DALLAS -- US Airways says it made money in the second quarter thanks to gains from fuel-hedging contracts.
JetBlue Airways Corp. said Thursday it posted a second-quarter profit as cost cuts and lower fuel prices balanced out declining passenger demand.
The low-cost carrier also said it expects to post a profit in the next two quarters. Shares jumped 21 cents, or 4.6 percent, to $4.78 in premarket electronic trading.
JetBlue said today it earned $20 million, or 7 cents per share, compared with a loss of $9 million, or 4 cents per share, a year ago.
Revenue fell 6 percent to $807 million.
Thomson Reuters says analysts forecast a profit of 2 cents per share on revenue of $800.1 million.
Forest Hills, N.Y.-based JetBlue said expenses fell by 13 percent in the quarter compared with a year earlier.
JetBlue also made less money per passenger during the quarter. Its yield per passenger mile fell 4.4 percent.
The carrier's fuel prices were down about 38 percent compared with a year ago. JetBlue took $42 million in fuel hedging losses in the period related to bad bets on fuel prices from last year.

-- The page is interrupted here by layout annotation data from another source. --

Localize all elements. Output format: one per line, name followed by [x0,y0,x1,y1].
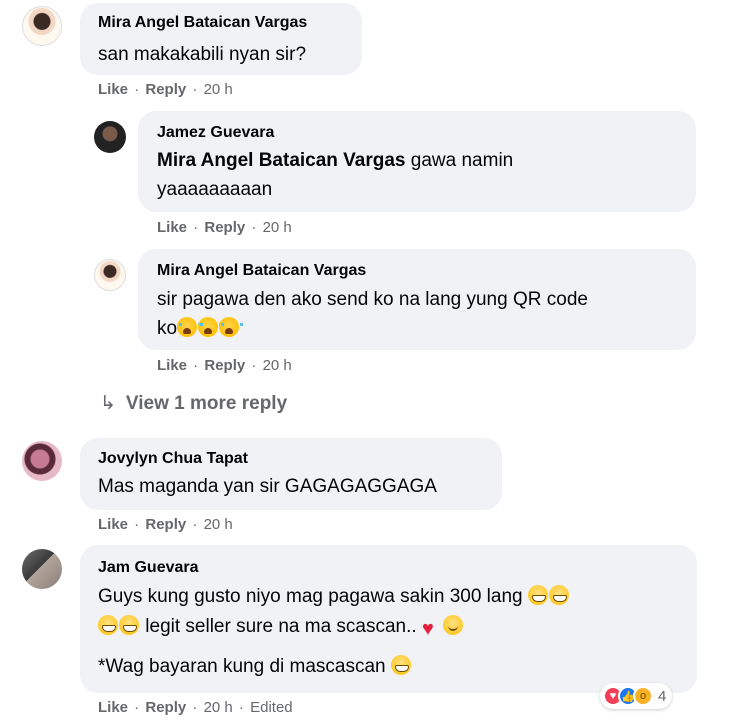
timestamp[interactable]: 20 h [204,699,233,716]
reply-button[interactable]: Reply [204,219,245,236]
comment-author[interactable]: Mira Angel Bataican Vargas [157,262,366,280]
wow-reaction-icon: o [633,686,653,706]
grinning-face-icon [390,655,411,675]
view-more-replies-link[interactable]: ↳ View 1 more reply [100,392,287,415]
timestamp[interactable]: 20 h [263,219,292,236]
comment-text: san makakabili nyan sir? [98,44,307,65]
comment-author[interactable]: Jovylyn Chua Tapat [98,450,248,468]
smiling-face-icon [442,615,463,635]
comment-actions: Like · Reply · 20 h [157,219,292,236]
reply-button[interactable]: Reply [204,357,245,374]
comment-text: Mira Angel Bataican Vargas gawa namin [157,150,514,171]
reply-button[interactable]: Reply [145,699,186,716]
like-button[interactable]: Like [98,516,128,533]
avatar[interactable] [22,441,62,481]
timestamp[interactable]: 20 h [204,516,233,533]
mention-link[interactable]: Mira Angel Bataican Vargas [157,150,406,171]
timestamp[interactable]: 20 h [263,357,292,374]
comment-actions: Like · Reply · 20 h · Edited [98,699,293,716]
reply-button[interactable]: Reply [145,81,186,98]
loudly-crying-face-icon [198,317,223,337]
reactions-summary[interactable]: ♥ 👍 o 4 [600,683,673,709]
heart-icon: ♥ [421,618,434,640]
comment-actions: Like · Reply · 20 h [98,81,233,98]
like-button[interactable]: Like [157,219,187,236]
avatar[interactable] [94,259,126,291]
comment-author[interactable]: Jamez Guevara [157,124,274,142]
reply-arrow-icon: ↳ [100,393,116,414]
avatar[interactable] [22,6,62,46]
like-button[interactable]: Like [98,81,128,98]
comment-actions: Like · Reply · 20 h [98,516,233,533]
reply-button[interactable]: Reply [145,516,186,533]
view-more-label: View 1 more reply [125,393,288,414]
like-button[interactable]: Like [98,699,128,716]
grinning-face-icon [548,585,569,605]
grinning-face-icon [527,585,548,605]
loudly-crying-face-icon [177,317,202,337]
comment-text-line: *Wag bayaran kung di mascascan [98,652,412,681]
like-button[interactable]: Like [157,357,187,374]
avatar[interactable] [94,121,126,153]
comment-text-line: ko [157,314,244,343]
comment-text: sir pagawa den ako send ko na lang yung … [157,289,588,310]
comment-text: Guys kung gusto niyo mag pagawa sakin 30… [98,582,570,611]
grinning-face-icon [98,615,118,635]
comment-actions: Like · Reply · 20 h [157,357,292,374]
comment-text-line: yaaaaaaaaan [157,179,273,200]
loudly-crying-face-icon [219,317,244,337]
timestamp[interactable]: 20 h [204,81,233,98]
comment-author[interactable]: Jam Guevara [98,559,199,577]
grinning-face-icon [119,615,139,635]
edited-label[interactable]: Edited [250,699,293,716]
comment-text-line: legit seller sure na ma scascan.. ♥ [98,612,464,641]
comment-author[interactable]: Mira Angel Bataican Vargas [98,14,307,32]
reaction-count: 4 [658,687,667,705]
comment-text: Mas maganda yan sir GAGAGAGGAGA [98,476,437,497]
avatar[interactable] [22,549,62,589]
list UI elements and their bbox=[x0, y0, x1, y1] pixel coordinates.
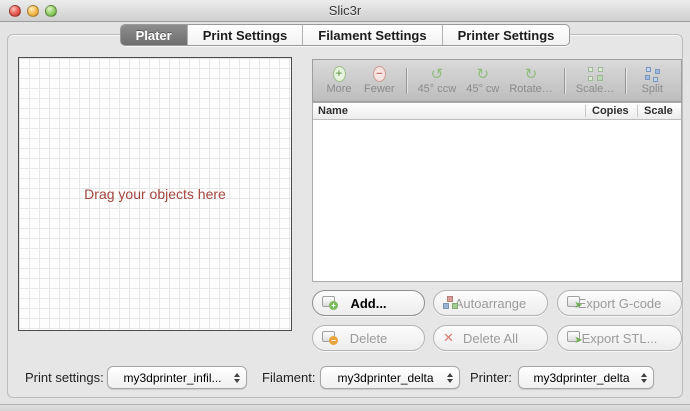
delete-object-icon: − bbox=[322, 331, 338, 345]
autoarrange-button[interactable]: Autoarrange bbox=[433, 290, 548, 316]
printer-select[interactable]: my3dprinter_delta bbox=[518, 366, 654, 389]
scale-button[interactable]: Scale… bbox=[576, 66, 614, 95]
add-object-icon: + bbox=[322, 296, 338, 310]
delete-all-button[interactable]: ✕ Delete All bbox=[433, 325, 548, 351]
delete-button[interactable]: − Delete bbox=[312, 325, 425, 351]
tab-filament-settings[interactable]: Filament Settings bbox=[303, 25, 443, 45]
split-button[interactable]: Split bbox=[637, 66, 667, 95]
toolbar-separator bbox=[625, 67, 627, 94]
tab-print-settings[interactable]: Print Settings bbox=[188, 25, 304, 45]
tab-printer-settings[interactable]: Printer Settings bbox=[443, 25, 570, 45]
toolbar-separator bbox=[563, 67, 565, 94]
slic3r-window: Slic3r Plater Print Settings Filament Se… bbox=[0, 0, 690, 411]
more-button[interactable]: + More bbox=[324, 66, 354, 95]
popup-arrows-icon bbox=[234, 372, 240, 383]
popup-arrows-icon bbox=[447, 372, 453, 383]
rotate-45cw-button[interactable]: ↻ 45° cw bbox=[466, 65, 499, 96]
column-header-scale[interactable]: Scale bbox=[637, 105, 681, 117]
plater-canvas[interactable]: Drag your objects here bbox=[18, 57, 292, 331]
object-toolbar: + More − Fewer ↺ 45° ccw ↻ 45° cw ↻ Rota… bbox=[312, 59, 682, 102]
rotate-ccw-icon: ↺ bbox=[430, 65, 444, 83]
print-settings-label: Print settings: bbox=[25, 370, 104, 385]
filament-select[interactable]: my3dprinter_delta bbox=[320, 366, 460, 389]
rotate-icon: ↻ bbox=[524, 65, 538, 83]
delete-all-icon: ✕ bbox=[443, 330, 454, 345]
object-list-header: Name Copies Scale bbox=[313, 103, 681, 120]
remove-copy-icon: − bbox=[372, 66, 386, 82]
scale-icon bbox=[587, 66, 603, 82]
window-title: Slic3r bbox=[328, 3, 362, 18]
export-stl-icon: ➤ bbox=[567, 331, 583, 346]
settings-bar: Print settings: my3dprinter_infil... Fil… bbox=[0, 364, 690, 392]
rotate-button[interactable]: ↻ Rotate… bbox=[509, 65, 552, 96]
tab-bar: Plater Print Settings Filament Settings … bbox=[0, 24, 690, 46]
object-list-body[interactable] bbox=[313, 120, 681, 281]
add-copy-icon: + bbox=[332, 66, 346, 82]
object-list[interactable]: Name Copies Scale bbox=[312, 102, 682, 282]
export-gcode-icon: ➤ bbox=[567, 296, 583, 311]
printer-label: Printer: bbox=[470, 370, 512, 385]
rotate-45ccw-button[interactable]: ↺ 45° ccw bbox=[418, 65, 457, 96]
drag-objects-hint: Drag your objects here bbox=[84, 186, 226, 202]
export-stl-button[interactable]: ➤ Export STL... bbox=[557, 325, 682, 351]
popup-arrows-icon bbox=[641, 372, 647, 383]
export-gcode-button[interactable]: ➤ Export G-code bbox=[557, 290, 682, 316]
column-header-name[interactable]: Name bbox=[313, 105, 585, 117]
rotate-cw-icon: ↻ bbox=[476, 65, 490, 83]
autoarrange-icon bbox=[443, 296, 458, 309]
titlebar[interactable]: Slic3r bbox=[0, 0, 690, 22]
tab-segmented-control: Plater Print Settings Filament Settings … bbox=[119, 24, 571, 46]
add-button[interactable]: + Add... bbox=[312, 290, 425, 316]
filament-label: Filament: bbox=[262, 370, 316, 385]
column-header-copies[interactable]: Copies bbox=[585, 105, 637, 117]
toolbar-separator bbox=[405, 67, 407, 94]
split-icon bbox=[644, 66, 660, 82]
fewer-button[interactable]: − Fewer bbox=[364, 66, 395, 95]
window-bottom-edge bbox=[0, 404, 690, 411]
tab-plater[interactable]: Plater bbox=[120, 25, 188, 45]
print-settings-select[interactable]: my3dprinter_infil... bbox=[107, 366, 247, 389]
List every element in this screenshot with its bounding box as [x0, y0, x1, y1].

JetBlue offered an optimistic outlook for the rest of this year, contrary to most major airlines. It expects to continue posting profits in the third and fourth quarter, although the carrier said revenue will be strained.
JetBlue sees revenue per available seat mile -- or the money it makes to fly one person one mile -- falling between 7 and 10 percent in the third quarter. Costs to fly one passenger one mile are also expected to fall between 12 and 14 percent, mostly due to lower fuel prices. Excluding fuel, costs per available seat mile would increase between 9 and 11 percent, JetBlue said.
The carrier expects to expand capacity slightly -- by between one and three percent in the third quarter.
For the full year, revenue per available seat mile should drop between two and five percent, while capacity will remain close to flat.
Costs per available seat mile should fall between 8 and 10 percent for the year because of cheaper fuel.
Meanwhile, US Airways credits its gain to fuel-hedging contracts.
Without the one-time gains, however, the $58 million profit for parent US Airways Group Inc. turned into a loss of $95 million, or 77 cents per share, as traffic fell from last year's levels.
That compares to a net loss excluding special items of $102 million, or $1.12 per share for the same period last year.
Analysts surveyed by Thomson Reuters, who usually exclude one-time items from their forecasts, expected a loss of 84 cents per share.
US Airways said Thursday revenue fell to $2.66 billion from $3.26 billion a year ago. Analysts expected $2.71 billion.
The company also says it raised more cash in the April-to-June quarter.
Passenger traffic in the April to June period fell 3.1 percent, on a 1.7 percent decrease in capacity. Airlines cut capacity either through scaling back the number of planes in their fleet, the number of flights on a given route, or by using smaller jets on routes with less demand.